She is survived by her sister, Amanda Morris, and husband Barry of Truro and her brother, James “Jay” Meads, of Truro; her children, Joel Carreiro and wife Serena of St. Albans, Maine, Che Carreiro and spouse Jill Lambrou of Provincetown, Audra Mayfield and husband Matthew of Brewster, and Amy Houghton and husband Jack of New Bedford; her son-in-law, Steven Caminiti of Canaan, N.Y.; her grandchildren, Ariel Carreiro, Dylan Carreiro, Brooke Carreiro, Nathaniel Czyoski, Jocelyn Pelletier, Ella Mayfield, Ethan Mayfield, and Ayla Caminiti; and her great-grandchildren, Arianna Allmon, Sylas Suonpera, Alaya Suonpera, and Brayden Dodd.
She was predeceased by her sister Audrey Lee and her daughter Amanda Doherty.

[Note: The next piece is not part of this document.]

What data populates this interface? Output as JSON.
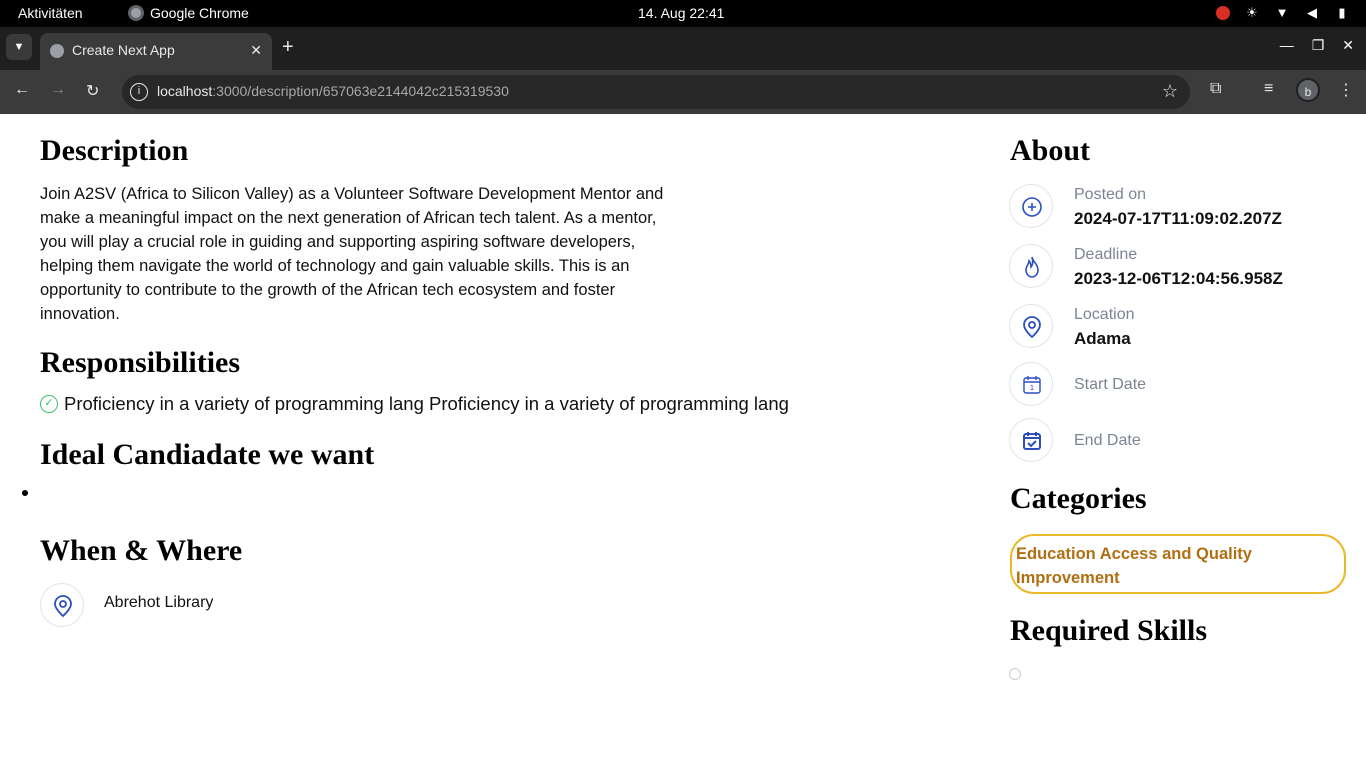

Cindy had several “bonus” children and grandchildren. One of them, Sadie Ziemba, wrote in an online tribute: “Your daughter brought me into your home, but you brought me into your family and became my second mother. I am honored to consider myself one of your bonus children.”
Services were held on Dec. 6, 2024 at Nickerson Funeral Home in Wellfleet and on Dec. 7 at St. Peter the Apostle Church in Provincetown, followed by burial at St. Peter’s Cemetery next to her daughter Amanda and husband Bootsie.
In lieu of flowers, donations in Cindy’s memory can be made to the American Heart Association.